Last week I had a conversation with a friend about on-screen chat. He had sent over a thousand emails that month, beating a previous record of 962, which begged the question of whether he was hiding behind his screen when it comes to client liaison or whether that had simply become the new normal.
It’s not just email, I proffered up. Think about how many text messages, WhatsApp messages, instant messages and Facebook messages you send a month and you have yourself a total that could well be three or four times the number of emails you send. We have become screen stuck across the board, it would seem, with numerous implications.
One of which is our ability to write. According to new research a third of Brits say they barely write any more, with 39 per cent saying handwriting is less important now thanks to email, text messaging and social media.
A spokesman for STABILO, who conducted the research, said: “While the findings suggest people are writing by hand less frequently now, they also show having a particular handwriting style is important to us.
“There are more ways to communicate now than ever but handwriting remains a key skill which allows people to demonstrate their individuality.

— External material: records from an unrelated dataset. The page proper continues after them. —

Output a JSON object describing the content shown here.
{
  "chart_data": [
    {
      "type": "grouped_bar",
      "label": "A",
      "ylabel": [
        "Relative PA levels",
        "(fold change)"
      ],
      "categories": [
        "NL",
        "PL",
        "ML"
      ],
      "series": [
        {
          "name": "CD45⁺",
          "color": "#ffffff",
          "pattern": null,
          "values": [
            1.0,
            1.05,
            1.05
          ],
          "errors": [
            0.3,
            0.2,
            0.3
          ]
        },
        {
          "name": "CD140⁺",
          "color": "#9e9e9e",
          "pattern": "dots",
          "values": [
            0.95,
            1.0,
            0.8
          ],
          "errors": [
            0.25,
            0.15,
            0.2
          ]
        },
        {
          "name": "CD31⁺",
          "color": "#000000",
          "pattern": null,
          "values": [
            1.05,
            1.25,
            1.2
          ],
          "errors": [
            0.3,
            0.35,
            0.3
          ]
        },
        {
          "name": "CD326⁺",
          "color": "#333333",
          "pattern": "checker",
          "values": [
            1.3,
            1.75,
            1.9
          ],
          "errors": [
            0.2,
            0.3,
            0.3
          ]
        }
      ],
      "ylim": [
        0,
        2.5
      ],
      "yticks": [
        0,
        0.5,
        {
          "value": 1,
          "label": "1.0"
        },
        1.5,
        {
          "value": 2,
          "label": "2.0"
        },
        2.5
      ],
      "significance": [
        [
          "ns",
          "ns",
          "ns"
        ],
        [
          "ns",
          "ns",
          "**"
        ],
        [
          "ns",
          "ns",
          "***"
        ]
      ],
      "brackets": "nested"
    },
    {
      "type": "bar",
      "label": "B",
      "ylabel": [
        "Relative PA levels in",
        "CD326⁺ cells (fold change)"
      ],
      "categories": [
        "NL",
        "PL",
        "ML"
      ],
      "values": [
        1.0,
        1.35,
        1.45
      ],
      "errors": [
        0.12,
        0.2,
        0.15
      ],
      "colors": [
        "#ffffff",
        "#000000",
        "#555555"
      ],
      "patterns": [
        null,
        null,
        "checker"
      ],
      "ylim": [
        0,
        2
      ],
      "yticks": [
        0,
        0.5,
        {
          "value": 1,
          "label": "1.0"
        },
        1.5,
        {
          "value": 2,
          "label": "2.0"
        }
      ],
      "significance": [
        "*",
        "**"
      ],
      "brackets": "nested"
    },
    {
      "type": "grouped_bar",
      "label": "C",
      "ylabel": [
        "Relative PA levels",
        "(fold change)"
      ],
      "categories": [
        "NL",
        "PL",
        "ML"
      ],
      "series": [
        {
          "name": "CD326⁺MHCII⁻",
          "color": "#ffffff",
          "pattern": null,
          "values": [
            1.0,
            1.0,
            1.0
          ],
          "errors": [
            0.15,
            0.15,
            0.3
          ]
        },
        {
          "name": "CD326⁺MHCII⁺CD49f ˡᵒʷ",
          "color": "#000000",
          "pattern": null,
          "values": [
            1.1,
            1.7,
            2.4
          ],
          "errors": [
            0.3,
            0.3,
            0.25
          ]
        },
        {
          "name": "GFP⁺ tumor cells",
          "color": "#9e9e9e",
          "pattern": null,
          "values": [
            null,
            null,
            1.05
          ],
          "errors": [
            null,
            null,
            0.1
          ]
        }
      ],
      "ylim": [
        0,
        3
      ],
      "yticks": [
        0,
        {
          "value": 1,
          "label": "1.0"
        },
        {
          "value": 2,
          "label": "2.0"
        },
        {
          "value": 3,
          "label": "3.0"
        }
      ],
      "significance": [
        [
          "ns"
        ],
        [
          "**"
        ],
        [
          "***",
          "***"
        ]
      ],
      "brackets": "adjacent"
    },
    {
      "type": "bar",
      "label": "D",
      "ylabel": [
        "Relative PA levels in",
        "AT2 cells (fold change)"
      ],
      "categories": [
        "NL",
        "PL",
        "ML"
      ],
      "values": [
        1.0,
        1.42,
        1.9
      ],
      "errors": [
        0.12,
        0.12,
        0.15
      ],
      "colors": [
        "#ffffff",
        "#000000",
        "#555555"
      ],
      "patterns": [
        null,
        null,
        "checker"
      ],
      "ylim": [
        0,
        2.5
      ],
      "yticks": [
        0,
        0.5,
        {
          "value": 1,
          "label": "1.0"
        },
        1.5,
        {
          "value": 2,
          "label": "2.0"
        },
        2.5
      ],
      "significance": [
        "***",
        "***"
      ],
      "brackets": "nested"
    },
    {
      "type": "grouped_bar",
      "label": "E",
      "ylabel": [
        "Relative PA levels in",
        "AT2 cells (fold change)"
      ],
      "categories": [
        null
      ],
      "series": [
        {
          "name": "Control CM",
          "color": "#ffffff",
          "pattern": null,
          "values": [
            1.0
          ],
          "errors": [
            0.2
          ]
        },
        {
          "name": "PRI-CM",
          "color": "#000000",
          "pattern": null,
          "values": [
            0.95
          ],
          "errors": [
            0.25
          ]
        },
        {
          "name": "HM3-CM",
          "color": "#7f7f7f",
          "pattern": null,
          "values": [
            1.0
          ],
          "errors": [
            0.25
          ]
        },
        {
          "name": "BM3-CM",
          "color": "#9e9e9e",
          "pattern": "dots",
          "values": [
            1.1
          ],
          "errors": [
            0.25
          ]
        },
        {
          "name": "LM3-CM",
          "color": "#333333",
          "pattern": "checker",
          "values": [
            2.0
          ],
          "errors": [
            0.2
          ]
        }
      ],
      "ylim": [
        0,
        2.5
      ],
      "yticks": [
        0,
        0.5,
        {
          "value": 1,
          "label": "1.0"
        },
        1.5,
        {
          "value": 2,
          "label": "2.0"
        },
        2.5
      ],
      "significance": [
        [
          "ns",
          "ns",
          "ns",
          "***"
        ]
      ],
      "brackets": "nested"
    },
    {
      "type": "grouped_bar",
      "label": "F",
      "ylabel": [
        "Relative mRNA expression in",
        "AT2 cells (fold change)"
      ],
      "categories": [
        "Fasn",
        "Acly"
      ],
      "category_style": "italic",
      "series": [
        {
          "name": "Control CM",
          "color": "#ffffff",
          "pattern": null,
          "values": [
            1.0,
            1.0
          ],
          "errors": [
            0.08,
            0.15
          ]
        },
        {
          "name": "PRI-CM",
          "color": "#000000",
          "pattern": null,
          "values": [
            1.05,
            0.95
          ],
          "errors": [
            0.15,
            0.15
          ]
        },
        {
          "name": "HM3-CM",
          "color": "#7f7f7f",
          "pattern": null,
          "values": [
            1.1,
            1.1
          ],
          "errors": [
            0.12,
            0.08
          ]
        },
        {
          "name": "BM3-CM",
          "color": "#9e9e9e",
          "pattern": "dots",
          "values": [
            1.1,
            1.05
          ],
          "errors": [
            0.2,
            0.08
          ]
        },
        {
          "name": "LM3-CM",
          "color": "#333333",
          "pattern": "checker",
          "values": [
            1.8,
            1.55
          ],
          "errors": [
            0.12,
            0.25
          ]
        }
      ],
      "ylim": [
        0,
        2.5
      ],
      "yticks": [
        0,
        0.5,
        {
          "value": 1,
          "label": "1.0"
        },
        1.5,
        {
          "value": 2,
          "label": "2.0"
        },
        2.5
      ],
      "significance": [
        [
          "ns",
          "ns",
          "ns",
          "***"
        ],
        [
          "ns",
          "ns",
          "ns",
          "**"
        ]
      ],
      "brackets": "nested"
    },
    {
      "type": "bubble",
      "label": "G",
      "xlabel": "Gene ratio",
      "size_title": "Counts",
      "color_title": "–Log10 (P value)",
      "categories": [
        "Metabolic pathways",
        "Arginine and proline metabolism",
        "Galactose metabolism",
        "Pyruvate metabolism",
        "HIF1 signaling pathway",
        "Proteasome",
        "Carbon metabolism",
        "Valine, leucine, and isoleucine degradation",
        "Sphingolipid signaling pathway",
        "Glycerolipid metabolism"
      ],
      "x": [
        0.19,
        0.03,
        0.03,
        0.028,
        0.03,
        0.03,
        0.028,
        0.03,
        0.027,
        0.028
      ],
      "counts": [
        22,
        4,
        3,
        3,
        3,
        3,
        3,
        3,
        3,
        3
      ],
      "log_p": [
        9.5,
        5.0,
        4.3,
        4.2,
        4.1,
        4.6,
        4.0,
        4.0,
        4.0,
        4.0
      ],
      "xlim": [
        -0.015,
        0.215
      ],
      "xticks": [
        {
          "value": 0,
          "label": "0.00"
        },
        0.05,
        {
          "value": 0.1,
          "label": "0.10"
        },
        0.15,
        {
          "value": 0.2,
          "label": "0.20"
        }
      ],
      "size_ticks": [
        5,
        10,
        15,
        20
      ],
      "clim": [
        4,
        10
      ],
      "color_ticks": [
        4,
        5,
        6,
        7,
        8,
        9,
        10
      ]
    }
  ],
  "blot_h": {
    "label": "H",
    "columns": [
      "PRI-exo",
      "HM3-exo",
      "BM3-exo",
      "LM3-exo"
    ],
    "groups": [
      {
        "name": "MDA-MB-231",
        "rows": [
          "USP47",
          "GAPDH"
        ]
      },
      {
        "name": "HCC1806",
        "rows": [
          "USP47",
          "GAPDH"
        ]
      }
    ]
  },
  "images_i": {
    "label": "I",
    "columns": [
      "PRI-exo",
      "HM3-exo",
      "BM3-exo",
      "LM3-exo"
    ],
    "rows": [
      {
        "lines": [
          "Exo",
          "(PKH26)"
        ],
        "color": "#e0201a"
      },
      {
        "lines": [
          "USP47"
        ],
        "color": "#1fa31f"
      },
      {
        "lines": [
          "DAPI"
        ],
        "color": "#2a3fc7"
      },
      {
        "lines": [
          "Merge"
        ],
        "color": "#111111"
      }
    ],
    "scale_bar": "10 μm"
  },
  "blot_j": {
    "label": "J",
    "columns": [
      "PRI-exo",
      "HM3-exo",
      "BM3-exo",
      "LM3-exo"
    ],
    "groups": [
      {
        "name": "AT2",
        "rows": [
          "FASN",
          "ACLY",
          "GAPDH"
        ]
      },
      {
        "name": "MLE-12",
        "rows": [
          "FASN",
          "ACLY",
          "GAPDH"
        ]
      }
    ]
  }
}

“Handwriting is such an important skill to have and one we believe should continue to be taught in schools.”
Writing shopping lists are the most common way people typically write by hand – followed by to-do lists in second place and form filling in third.
Seven in ten UK adults reckon the quality of handwriting in Britain has deteriorated over the past 50 years – with half believing handwriting styles are more diverse now.
The STABILO spokesperson added: “The analysis of handwriting or graphology is a fascinating subject and can be used to interpret all sorts of things about an individual.
“Often our handwriting is saying more about us than we realise and can indicate not just personality traits but also a person’s mind set – and even sometimes what their lifestyle choices are.”